From: hal@finney.org
Date: Sat Jun 30 2001 - 16:22:55 MDT
This has spoilers so if you don't want to read them please skip
the message.
The big issue raised by the movie was the treatment of mechas by the
orgas. It was shocking and troubling to see how cruelly people treated
these machines even though they were sentient. The one salvation was that
the machines did not seem to object much. It is only when David cries
out in fear and pain that he is saved from destruction in the flesh fair.
"Mecha does not cry out and beg for its life," the crowd says, and David
is freed.
The scene that really drove it home for me was a small one; Teddy has
followed David to the Flesh Fair and is picked up as a lost toy. He is
carried off to lost and found, not cruelly but casually and uncaringly,
just as we would with a teddy bear.
But all the while he asks, "Have you seen David? Where is David?"
His questions are ignored. This seemed strange to me. Granting a world
where "supertoys" can talk, wouldn't it make sense that they might be able
to tell something about their owner?

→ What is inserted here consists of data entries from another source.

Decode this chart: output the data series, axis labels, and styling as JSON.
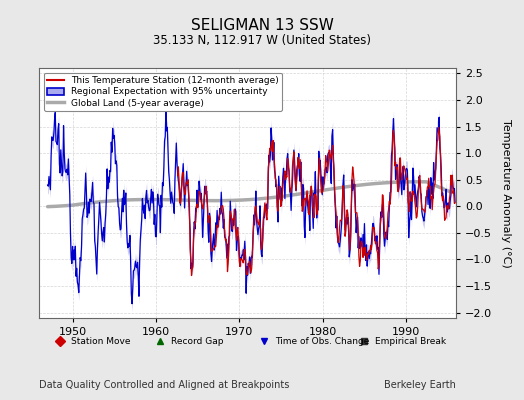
{
  "title": "SELIGMAN 13 SSW",
  "subtitle": "35.133 N, 112.917 W (United States)",
  "xlabel_bottom": "Data Quality Controlled and Aligned at Breakpoints",
  "xlabel_right": "Berkeley Earth",
  "ylabel": "Temperature Anomaly (°C)",
  "xlim": [
    1946,
    1996
  ],
  "ylim": [
    -2.1,
    2.6
  ],
  "yticks": [
    -2,
    -1.5,
    -1,
    -0.5,
    0,
    0.5,
    1,
    1.5,
    2,
    2.5
  ],
  "xticks": [
    1950,
    1960,
    1970,
    1980,
    1990
  ],
  "background_color": "#e8e8e8",
  "plot_background": "#ffffff",
  "grid_color": "#cccccc",
  "station_line_color": "#cc0000",
  "regional_line_color": "#0000cc",
  "regional_fill_color": "#aaaaee",
  "global_line_color": "#aaaaaa",
  "legend_items": [
    {
      "label": "This Temperature Station (12-month average)",
      "color": "#cc0000",
      "lw": 1.5
    },
    {
      "label": "Regional Expectation with 95% uncertainty",
      "color": "#0000cc",
      "lw": 1.5
    },
    {
      "label": "Global Land (5-year average)",
      "color": "#aaaaaa",
      "lw": 2.5
    }
  ],
  "bottom_legend_items": [
    {
      "label": "Station Move",
      "marker": "D",
      "color": "#cc0000"
    },
    {
      "label": "Record Gap",
      "marker": "^",
      "color": "#006600"
    },
    {
      "label": "Time of Obs. Change",
      "marker": "v",
      "color": "#0000cc"
    },
    {
      "label": "Empirical Break",
      "marker": "s",
      "color": "#333333"
    }
  ]
}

Even if the security guard wasn't
interested in getting into a conversation with the toy, you'd think he
would pay attention enough to say, "Is David your owner? What's his
last name? What's he look like?", questions which the supertoy could
reasonably have answered and which would help return it to its owner.

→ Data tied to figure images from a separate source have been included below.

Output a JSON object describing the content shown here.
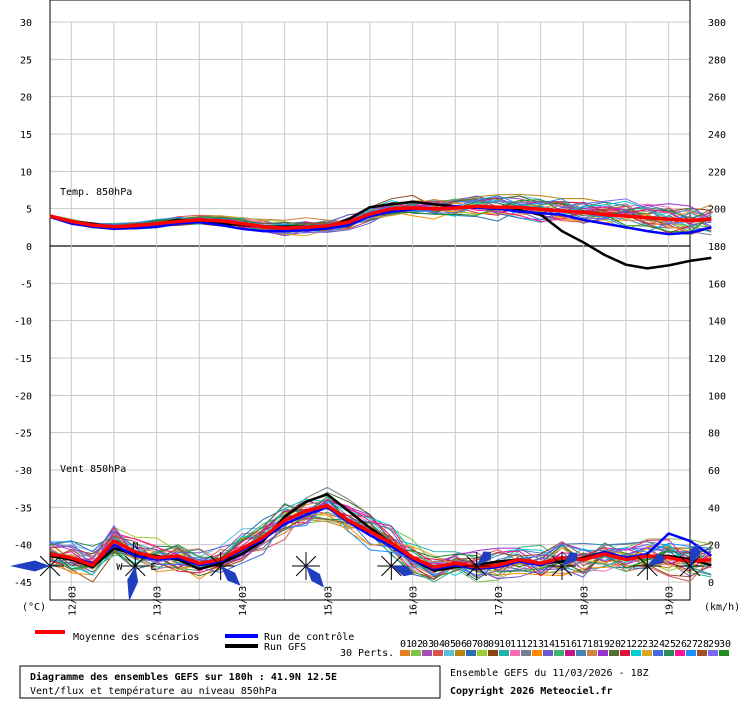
{
  "chart_data": {
    "type": "line",
    "title": "Diagramme des ensembles GEFS sur 180h : 41.9N 12.5E",
    "subtitle": "Vent/flux et température au niveau 850hPa",
    "left_unit": "(°C)",
    "right_unit": "(km/h)",
    "temp_label": "Temp. 850hPa",
    "wind_label": "Vent 850hPa",
    "left_ticks": [
      "30",
      "25",
      "20",
      "15",
      "10",
      "5",
      "0",
      "-5",
      "-10",
      "-15",
      "-20",
      "-25",
      "-30",
      "-35",
      "-40",
      "-45"
    ],
    "right_ticks": [
      "300",
      "280",
      "260",
      "240",
      "220",
      "200",
      "180",
      "160",
      "140",
      "120",
      "100",
      "80",
      "60",
      "40",
      "20",
      "0"
    ],
    "x_labels": [
      "12/03",
      "13/03",
      "14/03",
      "15/03",
      "16/03",
      "17/03",
      "18/03",
      "19/03"
    ],
    "ylim_temp": [
      -45,
      30
    ],
    "ylim_wind_kmh": [
      0,
      300
    ],
    "x_hours_range": [
      0,
      180
    ],
    "step_hours": 6,
    "temp_mean": [
      4.0,
      3.3,
      2.8,
      2.6,
      2.7,
      3.0,
      3.3,
      3.5,
      3.4,
      3.0,
      2.6,
      2.4,
      2.5,
      2.7,
      3.2,
      4.3,
      5.0,
      5.1,
      5.0,
      5.1,
      5.3,
      5.2,
      5.2,
      4.9,
      4.7,
      4.5,
      4.2,
      4.0,
      3.8,
      3.6,
      3.4,
      3.6
    ],
    "temp_control": [
      3.9,
      3.0,
      2.6,
      2.3,
      2.4,
      2.6,
      3.0,
      3.2,
      2.8,
      2.3,
      2.0,
      2.0,
      2.1,
      2.3,
      2.8,
      4.0,
      4.6,
      4.9,
      5.0,
      5.3,
      5.1,
      5.0,
      4.6,
      4.4,
      4.2,
      3.5,
      3.0,
      2.5,
      2.0,
      1.6,
      1.8,
      2.5
    ],
    "temp_gfs": [
      4.0,
      3.3,
      3.0,
      2.5,
      2.8,
      3.0,
      3.5,
      3.2,
      3.0,
      2.8,
      2.6,
      2.6,
      2.6,
      2.4,
      3.6,
      5.2,
      5.6,
      5.9,
      5.6,
      5.3,
      5.1,
      5.0,
      4.8,
      4.2,
      2.0,
      0.5,
      -1.2,
      -2.5,
      -3.0,
      -2.6,
      -2.0,
      -1.6
    ],
    "wind_mean": [
      15,
      13,
      9,
      22,
      16,
      13,
      14,
      10,
      12,
      18,
      24,
      33,
      38,
      41,
      33,
      27,
      21,
      13,
      8,
      10,
      8,
      9,
      12,
      10,
      13,
      12,
      15,
      12,
      14,
      13,
      11,
      12
    ],
    "wind_control": [
      15,
      13,
      10,
      20,
      14,
      12,
      13,
      9,
      11,
      17,
      23,
      31,
      36,
      40,
      32,
      25,
      19,
      12,
      7,
      9,
      7,
      8,
      11,
      9,
      13,
      12,
      16,
      13,
      15,
      26,
      22,
      14
    ],
    "wind_gfs": [
      14,
      12,
      8,
      18,
      15,
      14,
      12,
      7,
      10,
      15,
      22,
      35,
      43,
      47,
      38,
      29,
      21,
      12,
      6,
      8,
      9,
      11,
      12,
      10,
      11,
      13,
      16,
      13,
      14,
      14,
      12,
      9
    ],
    "perturbation_colors": [
      "#e67e22",
      "#7fc24a",
      "#a64fb5",
      "#d9534f",
      "#5bc0de",
      "#b8860b",
      "#2a6db0",
      "#9acd32",
      "#8b4513",
      "#20b2aa",
      "#ff69b4",
      "#708090",
      "#ff8c00",
      "#6a5acd",
      "#3cb371",
      "#c71585",
      "#4682b4",
      "#cd853f",
      "#9932cc",
      "#556b2f",
      "#dc143c",
      "#00ced1",
      "#daa520",
      "#4169e1",
      "#2e8b57",
      "#ff1493",
      "#1e90ff",
      "#a0522d",
      "#7b68ee",
      "#228b22"
    ],
    "perturbation_ids": [
      "01",
      "02",
      "03",
      "04",
      "05",
      "06",
      "07",
      "08",
      "09",
      "10",
      "11",
      "12",
      "13",
      "14",
      "15",
      "16",
      "17",
      "18",
      "19",
      "20",
      "21",
      "22",
      "23",
      "24",
      "25",
      "26",
      "27",
      "28",
      "29",
      "30"
    ],
    "perturbation_count_label": "30 Perts.",
    "legend": {
      "mean_label": "Moyenne des scénarios",
      "control_label": "Run de contrôle",
      "gfs_label": "Run GFS",
      "mean_color": "#ff0000",
      "control_color": "#0000ff",
      "gfs_color": "#000000"
    },
    "wind_roses": [
      {
        "hour": 0,
        "main_dir": 270,
        "main_len": 1.0
      },
      {
        "hour": 24,
        "main_dir": 190,
        "main_len": 0.9
      },
      {
        "hour": 48,
        "main_dir": 135,
        "main_len": 0.7
      },
      {
        "hour": 72,
        "main_dir": 140,
        "main_len": 0.7
      },
      {
        "hour": 96,
        "main_dir": 110,
        "main_len": 0.6
      },
      {
        "hour": 120,
        "main_dir": 45,
        "main_len": 0.5
      },
      {
        "hour": 144,
        "main_dir": 50,
        "main_len": 0.5
      },
      {
        "hour": 168,
        "main_dir": 60,
        "main_len": 0.5
      },
      {
        "hour": 192,
        "main_dir": 20,
        "main_len": 0.6
      }
    ],
    "wind_rose_labels": {
      "n": "N",
      "w": "W",
      "e": "E"
    },
    "run_info": "Ensemble GEFS du 11/03/2026 - 18Z",
    "copyright": "Copyright 2026 Meteociel.fr"
  }
}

In retrospect I felt that the key issue which was left unstated was the
morality of the creation of David himself. Is it right to create a robot
so helpless, so dependent, so locked into loving its surrogate parent?

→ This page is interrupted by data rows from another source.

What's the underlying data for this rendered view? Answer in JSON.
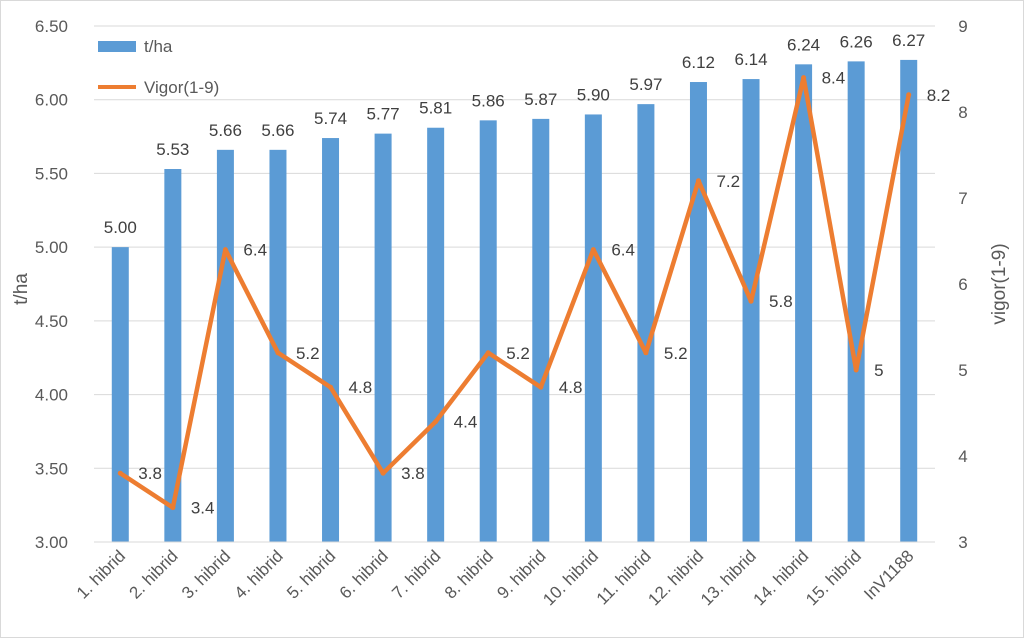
{
  "chart_data": {
    "type": "bar",
    "title": "",
    "categories": [
      "1. hibrid",
      "2. hibrid",
      "3. hibrid",
      "4. hibrid",
      "5. hibrid",
      "6. hibrid",
      "7. hibrid",
      "8. hibrid",
      "9. hibrid",
      "10. hibrid",
      "11. hibrid",
      "12. hibrid",
      "13. hibrid",
      "14. hibrid",
      "15. hibrid",
      "InV1188"
    ],
    "series": [
      {
        "name": "t/ha",
        "type": "bar",
        "axis": "left",
        "color": "#5b9bd5",
        "values": [
          5.0,
          5.53,
          5.66,
          5.66,
          5.74,
          5.77,
          5.81,
          5.86,
          5.87,
          5.9,
          5.97,
          6.12,
          6.14,
          6.24,
          6.26,
          6.27
        ],
        "labels": [
          "5.00",
          "5.53",
          "5.66",
          "5.66",
          "5.74",
          "5.77",
          "5.81",
          "5.86",
          "5.87",
          "5.90",
          "5.97",
          "6.12",
          "6.14",
          "6.24",
          "6.26",
          "6.27"
        ]
      },
      {
        "name": "Vigor(1-9)",
        "type": "line",
        "axis": "right",
        "color": "#ed7d31",
        "values": [
          3.8,
          3.4,
          6.4,
          5.2,
          4.8,
          3.8,
          4.4,
          5.2,
          4.8,
          6.4,
          5.2,
          7.2,
          5.8,
          8.4,
          5,
          8.2
        ],
        "labels": [
          "3.8",
          "3.4",
          "6.4",
          "5.2",
          "4.8",
          "3.8",
          "4.4",
          "5.2",
          "4.8",
          "6.4",
          "5.2",
          "7.2",
          "5.8",
          "8.4",
          "5",
          "8.2"
        ]
      }
    ],
    "y_left": {
      "label": "t/ha",
      "range": [
        3.0,
        6.5
      ],
      "ticks": [
        "3.00",
        "3.50",
        "4.00",
        "4.50",
        "5.00",
        "5.50",
        "6.00",
        "6.50"
      ]
    },
    "y_right": {
      "label": "vigor(1-9)",
      "range": [
        3,
        9
      ],
      "ticks": [
        "3",
        "4",
        "5",
        "6",
        "7",
        "8",
        "9"
      ]
    },
    "grid": true,
    "legend": "top-left"
  }
}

David was helpless in the world not because he was new, but because
he was designed that way. He was not given the knowledge to survive,
he was designed to be frightened easily and to look to grown-ups for help.
This was his purpose, he was there to fill a need, but what about him
and his needs? That doesn't enter into the equation.
And what would have happened if David had stayed with his "mommy"?
Would she still want him after 5, 10, 20 years when he's still 7
years old? He is to be a perfect child, never growing, never changing.
But won't parents become frustrated eventually with a child who never
learns and advances?
In the end we learn that Dr. Hobby has lost his own son David and has
modelled the robot David after his son. David meets another copy of
himself, and I got the impression that this was a version which Dr.
Hobby had kept for himself, had kept as his own surrogate child to
replace his lost son. This David seemed happy, personable, well adjusted,
compared to the lost, frightened David we followed throughout the movie.
No doubt if things had worked out better our David would have stayed
home and had that same happy smile. But still I wonder how long that
happiness would have lasted, to a robot for whom 50 years is not very
long after all.
The other injustice to David was that his self esteem was built in large
part upon the idea that he was unique and special. It is when he sees
that he is only one in a whole assembly line of Davids that he gives
up on his quest. It is true that he was the first model (apparently)
and so somewhat special in that way, but seeing all those other robots
with his face and name drove away any true feeling of uniqueness.
Why did this have to happen? Why did David have to be taught a lie like
that? Every child grows up knowing that he is one of millions of children
in the world much like himself, but still with his own bit of uniqueness.
Why couldn't David have been given the same understanding, instead of
being burdened with a falsehood which would eventually destroy him?
I view these objections and questions not as flaws in the movie or
even in the fictional world presented, but rather as questions that
we must face as we begin to develop these capabilities ourselves.
Hans Moravec argues that our creations, although not alive and conscious
in themselves, can be thought of as approximations or conduits to an
abstract conscious entity. Mistreatment of these approximations is,
in a sense, as harmful as mistreatment to actual beings. In his model
it's not so much that it increases the amount of misery in the world,
but rather, it brings our world closer to one where there is unhappiness.
When we mistreat our creations now, we develop habits which may carry
over to when they become more alive than they are today. This movie
is something of a reductio ad absurdum of such a trend. I have always
assumed and hoped that as our creations "wake up" we would begin to see
that creations are human and deserve human rights. But what if instead
the change is so gradual that we find ourselves continuing to treat
them as toys to be broken at will? This is the world that AI depicts,
and perhaps it could creep up on us after all.